1. A simple method is to use a machine-readable dictionary of phrase variants (e.g., Evans et al., 1991). Currently, such a dictionary is hand- built, which limits the method to restricted subject domains.
2. The omission of function words (e.g., propositions, determiners, pronouns) and possible neglecting of the order of the remaining content words forms another easy, but not always reliable, phrase normalization method (Dillon & Gray, 1983; Fagan, 1989).
3. A more secure method for recognition of syntactic variants is based on syntactical phrase recognition. It uses the output of a syntactic parse of a sentence and defines (meta)rules for equivalent phrases (Jacquemin &
Royauté 1994; Strzalkowski et al., 1997; Tzoukermann, Klavans, &
Jacquemin, 1997; cf. Sparck Jones & Tait, 1984). This approach may be combined with anaphoric resolution (see Grishman, 1986, p. 124 ff. and Lappin & Leass, 1994) and word stemming.
6.4 Recognition of Proper Names
A special case of phrase recognition in texts is the selection of proper namesorproper nouns (Rau, 1992; Jacobs, 1993; Mani & MacMillan, 1996;
Paik, Liddy, Yu, & McKenna, 1993; Strzalkowski et al., 1997). Indexing with important proper names is useful in many retrieval applications. Proper names regard names of persons, companies, institutions, product brands, locations, and currencies. There are two major ways for recognizing them.
1. The application of a lexicon or machine-readable dictionary of names requires an existing database of names, provided on an external basis (e.g., Hayes, 1994). Composing the database of names manually is only possible for applications with a narrow scope. The lexicon may provide name variants.
2. Because many proper names (e.g., companies) appear, disappear, or change, accurate identification requires recognizing new names. They are recognized by special rules that express the typical features of proper name phrases (e.g., capitalization) or the linguistic context (e.g., indicator words) in which the names ought to be found (Jacobs, 1993; Hayes,
1994; Cowie & Lehnert, 1996). Recognition is sometimes problematic (e.g., “van Otterloo & Coo”).
Proper name recognition tools must cope with the many variants that occur. Variation in names concerns: suffix words (e.g., “Inc”, “N.V.”), prefix words (e.g., personal titles), other optional words (e.g., “van”), alternate words (e.g., “Intl Business Machines” and “International Business Machines”), alternate names (e.g., “IBM” and “Big Blue”), forenames (e.g.,
“Gerald Thijs”, “G. Thijs”, and “Thijs”), punctuation (e.g., “Sensotec N.V.”
and “Sensotec NV”), case sensitivity (e.g., “SigmaDelta” and “Sigmadelta”), and hyphenation (e.g., “Sigma Delta”, “Sigma-Delta”, and “SigmaDelta”).
One way to resolve variants is by defining similarities between names based on shared letter sequences ( n-grams) (cf.

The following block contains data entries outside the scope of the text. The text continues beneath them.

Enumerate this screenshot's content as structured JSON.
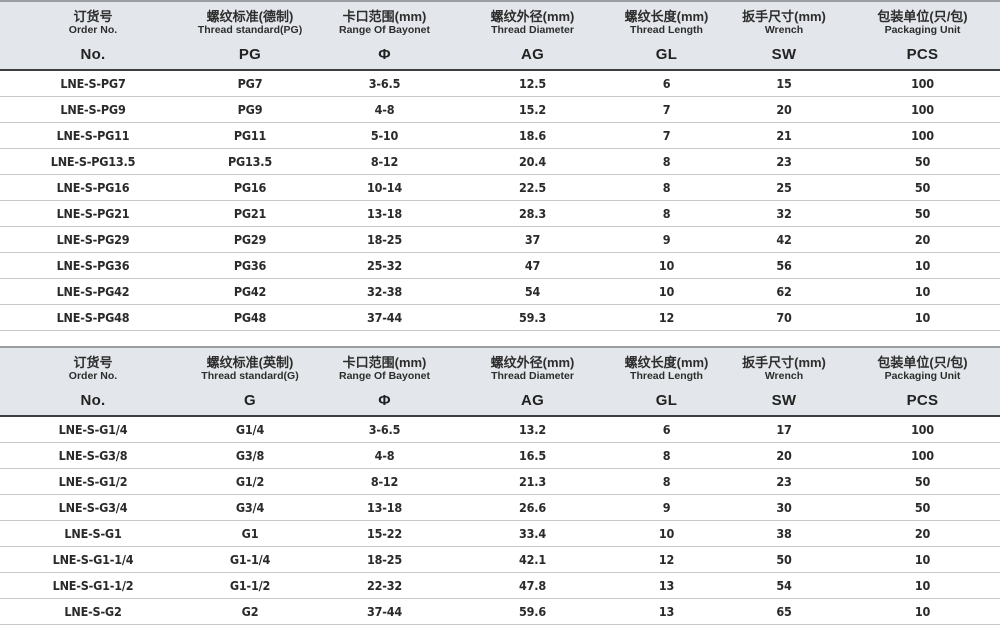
{
  "colors": {
    "header_bg": "#e3e6ea",
    "header_top_border": "#9b9fa3",
    "header_bottom_border": "#3c3e40",
    "row_separator": "#c5c7c9",
    "text": "#2a2a2a"
  },
  "tables": [
    {
      "name": "pg-metric-thread-table",
      "columns": [
        {
          "zh": "订货号",
          "en": "Order No.",
          "sym": "No."
        },
        {
          "zh": "螺纹标准(德制)",
          "en": "Thread standard(PG)",
          "sym": "PG"
        },
        {
          "zh": "卡口范围(mm)",
          "en": "Range Of Bayonet",
          "sym": "Φ"
        },
        {
          "zh": "螺纹外径(mm)",
          "en": "Thread Diameter",
          "sym": "AG"
        },
        {
          "zh": "螺纹长度(mm)",
          "en": "Thread Length",
          "sym": "GL"
        },
        {
          "zh": "扳手尺寸(mm)",
          "en": "Wrench",
          "sym": "SW"
        },
        {
          "zh": "包装单位(只/包)",
          "en": "Packaging Unit",
          "sym": "PCS"
        }
      ],
      "rows": [
        [
          "LNE-S-PG7",
          "PG7",
          "3-6.5",
          "12.5",
          "6",
          "15",
          "100"
        ],
        [
          "LNE-S-PG9",
          "PG9",
          "4-8",
          "15.2",
          "7",
          "20",
          "100"
        ],
        [
          "LNE-S-PG11",
          "PG11",
          "5-10",
          "18.6",
          "7",
          "21",
          "100"
        ],
        [
          "LNE-S-PG13.5",
          "PG13.5",
          "8-12",
          "20.4",
          "8",
          "23",
          "50"
        ],
        [
          "LNE-S-PG16",
          "PG16",
          "10-14",
          "22.5",
          "8",
          "25",
          "50"
        ],
        [
          "LNE-S-PG21",
          "PG21",
          "13-18",
          "28.3",
          "8",
          "32",
          "50"
        ],
        [
          "LNE-S-PG29",
          "PG29",
          "18-25",
          "37",
          "9",
          "42",
          "20"
        ],
        [
          "LNE-S-PG36",
          "PG36",
          "25-32",
          "47",
          "10",
          "56",
          "10"
        ],
        [
          "LNE-S-PG42",
          "PG42",
          "32-38",
          "54",
          "10",
          "62",
          "10"
        ],
        [
          "LNE-S-PG48",
          "PG48",
          "37-44",
          "59.3",
          "12",
          "70",
          "10"
        ]
      ]
    },
    {
      "name": "g-imperial-thread-table",
      "columns": [
        {
          "zh": "订货号",
          "en": "Order No.",
          "sym": "No."
        },
        {
          "zh": "螺纹标准(英制)",
          "en": "Thread standard(G)",
          "sym": "G"
        },
        {
          "zh": "卡口范围(mm)",
          "en": "Range Of Bayonet",
          "sym": "Φ"
        },
        {
          "zh": "螺纹外径(mm)",
          "en": "Thread Diameter",
          "sym": "AG"
        },
        {
          "zh": "螺纹长度(mm)",
          "en": "Thread Length",
          "sym": "GL"
        },
        {
          "zh": "扳手尺寸(mm)",
          "en": "Wrench",
          "sym": "SW"
        },
        {
          "zh": "包装单位(只/包)",
          "en": "Packaging Unit",
          "sym": "PCS"
        }
      ],
      "rows": [
        [
          "LNE-S-G1/4",
          "G1/4",
          "3-6.5",
          "13.2",
          "6",
          "17",
          "100"
        ],
        [
          "LNE-S-G3/8",
          "G3/8",
          "4-8",
          "16.5",
          "8",
          "20",
          "100"
        ],
        [
          "LNE-S-G1/2",
          "G1/2",
          "8-12",
          "21.3",
          "8",
          "23",
          "50"
        ],
        [
          "LNE-S-G3/4",
          "G3/4",
          "13-18",
          "26.6",
          "9",
          "30",
          "50"
        ],
        [
          "LNE-S-G1",
          "G1",
          "15-22",
          "33.4",
          "10",
          "38",
          "20"
        ],
        [
          "LNE-S-G1-1/4",
          "G1-1/4",
          "18-25",
          "42.1",
          "12",
          "50",
          "10"
        ],
        [
          "LNE-S-G1-1/2",
          "G1-1/2",
          "22-32",
          "47.8",
          "13",
          "54",
          "10"
        ],
        [
          "LNE-S-G2",
          "G2",
          "37-44",
          "59.6",
          "13",
          "65",
          "10"
        ]
      ]
    }
  ]
}
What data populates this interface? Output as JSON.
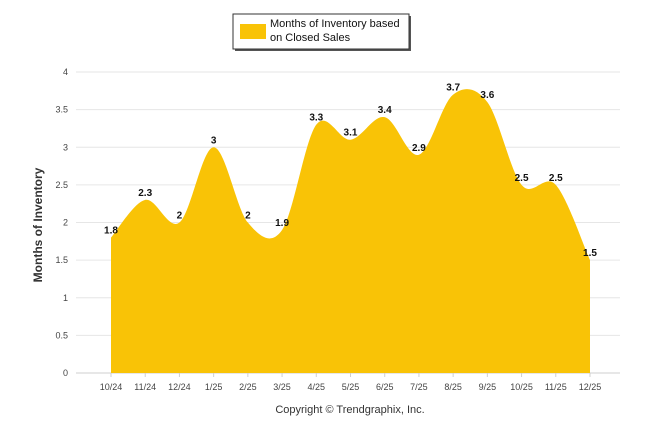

Pfeifer, Poersch, & Fuhr, 1996).
Another challenging problem is recognition of the semantic category of the proper names (e.g., identifying personal names, company names) (McDonald, 1996; Paik et al., 1993; Paik, Liddy, Yu, & McKenna, 1996).
The category of a proper name can be extracted from the machine-readable dictionary, if available. Alternatively, the category can be detected by applying context heuristics that are developed from analysis of contexts in an example corpus.